Si elles remplissent toutes ces conditions, les entreprises pourront donc « déposer un prix » pour leurs médicaments innovants, en cohérence avec les prix pratiqués pour ces mêmes médicaments en Allemagne, au Royaume-Uni, en Italie et en Espagne, et le comité aura alors trois semaines pour accepter ou opposer (et motiver) un éventuel refus.
Mais l'entreprise n'en sera pas quitte pour autant : elle devra s'engager sur les volumes de ventes des produits innovants concernés par cette liberté des prix. En effet, précise le projet du comité, « au cas où les ventes dépasseraient les prévisions obligatoirement fournies dans le dossier de dépôt de prix pour les quatre premières années de commercialisation », l'entreprise devra s'engager à compenser financièrement « par des remises de baisses de prix les dépenses supplémentaires entraînées de ce fait pour l'assurance-maladie ». De même, le laboratoire devrait s'engager à financer toutes les études que pourrait lui demander le comité concernant le médicament en question.
Le comité veut en effet se doter de nouveaux outils pour mesurer l'efficacité des médicaments. C'est dans ce cadre qu'il préconise dans son projet, que des études, financées par l'industrie, soient menées sur les médicaments nouveaux d'ASMR I à III, pour analyser l'impact de ces médicaments sur les patients. Ces études qui seront placées sous la responsabilité de l'observatoire des prescriptions ou d'un comité scientifique spécifique lorsque cela se révèlera nécessaire. Des modalités qui n'enthousiasment guère l'industrie pharmaceutique, pour qui il ne faudrait pas que ce système crée « une exception française, discriminante par rapport à d'autres pays de l'Union européenne et assimilable à une nouvelle taxation ».

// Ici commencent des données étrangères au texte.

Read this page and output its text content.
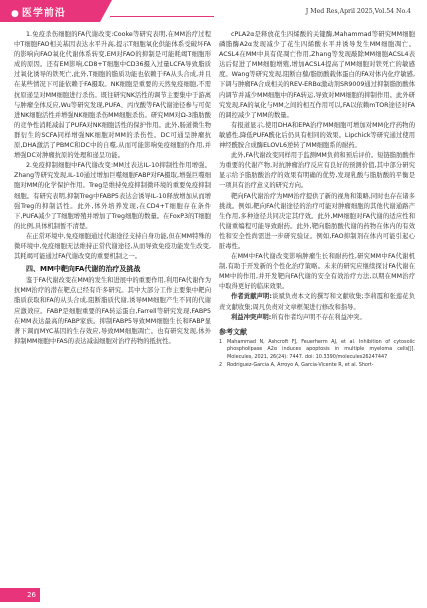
● 医学前沿	J Med Res,April 2025,Vol.54 No.4

1.免疫杀伤细胞的FA代谢改变:Cooke等研究表明,在MM治疗过程中T细胞FAO相关基因表达水平升高,提示T细胞氧化供能体系受破坏FA的影响向FAO氧化代谢体系转变,EM对FAO的抑制是可能耗竭T细胞形成的原因。还有EM影响,CD8+T细胞中CD36摄入过量LCFA导致脂质过氧化诱导的铁死亡,此外,T细胞的脂质功能也依赖于FA从头合成,并且在某些情况下可能依赖于FA摄取。NK细胞是重要的天然免疫细胞,不需抗原递呈对MM细胞进行杀伤。既往研究NK活性的调节主要集中于游离与肿瘤全体反应,Wu等研究发现,PUFA、丙戊酸等FA代谢途径参与可促进NK细胞活性并增强NK细胞杀伤MM细胞杀伤。研究MM对Ω-3脂肪酸的竞争性消耗减弱了PUFA对NK细胞活性的保护作用。此外,肠道微生物群衍生的SCFA同样增强NK细胞对MM的杀伤性。DC可通呈肿瘤抗原,DHA激活了PBMC和DC中的自噬,从而可能影响免疫细胞的作用,并增强DC对肿瘤抗原的处理和递呈功能。

2.免疫抑制细胞中FA代谢改变:MM过表达IL-10抑制性作用增强。Zhang等研究发现,IL-10通过增加巨噬细胞FABP对FA摄取,增强巨噬细胞对MM的化学保护作用。Treg是维持免疫抑制微环境的重要免疫抑制细胞。有研究表明,抑制Treg中FABP5表达会诱导IL-10释放增加从而增强Treg的抑制活性。此外,体外培养发现,在CD4+T细胞存在条件下,PUFA减少了T细胞增殖并增加了Treg细胞的数量。在FoxP3的T细胞的比例,具体机制暂不清楚。

在正常环境中,免疫细胞通过代谢途径支持自身功能,但在MM特殊的微环境中,免疫细胞无法维持正常代谢途径,从而导致免疫功能发生改变,其耗竭可能通过FA代谢改变的重要机制之一。

四、MM中靶向FA代谢的治疗及挑战

鉴于FA代谢改变在MM的发生和进展中的重要作用,利用FA代谢作为抗MM治疗的潜在靶点已经有许多研究。其中大部分工作主要集中靶向脂质获取和FA的从头合成,阻断脂质代谢,诱导MM细胞产生不同的代谢应激效应。FABP是细胞重要的FA转运蛋白,Farrell等研究发现,FABP5在MM表达最高的FABP家族。抑制FABP5导致MM细胞生长和FABP显著下调而MYC基因的生存效应,导致MM细胞凋亡。也有研究发现,体外抑制MM细胞中FAS的表达减弱细胞对治疗药物的抵抗性。

cPLA2α是释放花生四烯酸的关键酶,Mahammad等研究MM细胞磷脂酶A2α发现减少了花生四烯酸水平并诱导发生MM细胞凋亡。ACSL4在MM中具有促凋亡作用,Zhang等发现敲除MM细胞ACSL4表达后促进了MM细胞增殖,增加ACSL4提高了MM细胞对铁死亡的敏感度。Wang等研究发现,阻断白藜/脂肪酸载体蛋白的FA对体内化疗敏感,下调与肿瘤FA合成相关的REV-ERBα激动剂SR9009通过抑制脂肪酸体内调节并减少MM细胞中的FA转运,导致对MM细胞的抑制作用。此外研究发现,FA的氧化与MM之间的相互作用可以,FA以依赖mTOR途径对FA的调控减少了MM的数量。

有报道显示,使用DHA和EPA治疗MM细胞可增加对MM化疗药物的敏感性,降低PUFA酰化后仍具有相同的效果。Lipchick等研究通过使用神经酰胺合成酶ELOVL6逆转了MM细胞系的耐药。

此外,FA代谢改变同样用于监测MM负荷和预后评价。短链脂肪酸作为重要的代谢产物,对抗肿瘤治疗反应有良好的预测价值,其中部分研究显示给予脂肪酸治疗的效果有明确的优势,发现乳酸与脂肪酸的平衡是一项具有治疗意义的研究方向。

靶向FA代谢治疗为MM治疗提供了新的视角和策略,同时也存在诸多挑战。例如,靶向FA代谢途径的治疗可能对肿瘤细胞的其他代谢通路产生作用,多种途径共同决定其疗效。此外,MM细胞对FA代谢的适应性和代谢重编程可能导致耐药。此外,靶向脂肪酸代谢的药物在体内的有效性和安全性尚需进一步研究验证。例如,FAO抑制剂在体内可能引起心脏毒性。

在MM中FA代谢改变影响肿瘤生长和耐药性,研究MM中FA代谢机制,有助于开发新的个性化治疗策略。未来的研究应继续探讨FA代谢在MM中的作用,并开发靶向FA代谢的安全有效治疗方法,以期在MM治疗中取得更好的临床效果。

作者贡献声明:谈斌负责本文的撰写和文献收集;李莉霞和张莲花负责文献收集;周凡负责对文章框架进行修改和指导。

利益冲突声明:所有作者均声明不存在利益冲突。

参考文献
1 Mahammad N, Ashcroft FJ, Feuerherm AJ, et al. Inhibition of cytosolic phospholipase A2α induces apoptosis in multiple myeloma cells[J]. Molecules, 2021, 26(24): 7447. doi: 10.3390/molecules26247447
2 Rodriguez-Garcia A, Arroyo A, Garcia-Vicente R, et al. Short-
26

Remise par classe thérapeutique
S'agissant du système de régulation des dépenses de médicament, ce projet n'apporte guère de changement par rapport à la situation existante, en ce sens qu'il prévoit toujours un système de remise par classe thérapeutique (mais certains médicaments d'ASMR I à IV, ainsi que les médicaments orphelins et pédiatriques bénéficieraient d'exemptions) et des remises sur le chiffre d'affaires si l'objectif de dépenses fixé par la loi de financement de la Sécurité sociale est dépassé.
Enfin, le comité pourra demander, lorsque des médicaments seront prescrits dans « des quantités ou selon des modalités médicalement ou économiquement injustifiées », que des conventions particulières prévoient « l'engagement des entreprises concernées d'adapter leur publicité, la formation dispensée à cette occasion aux visiteurs médicaux et le matériel qui leur est confié, à la promotion du bon usage de ces médicaments ».
Reste, on l'aura compris, que bien des dispositions prévues par ce projet ne recueillent pas l'adhésion des industriels. La concertation n'est donc pas finie. Mais « nous restons confiants, dit-on au LEEM, dans le fait que la prise en compte de nos propositions permettra d'aboutir à une conclusion des discussions dans un délai raisonnable ». Dont acte.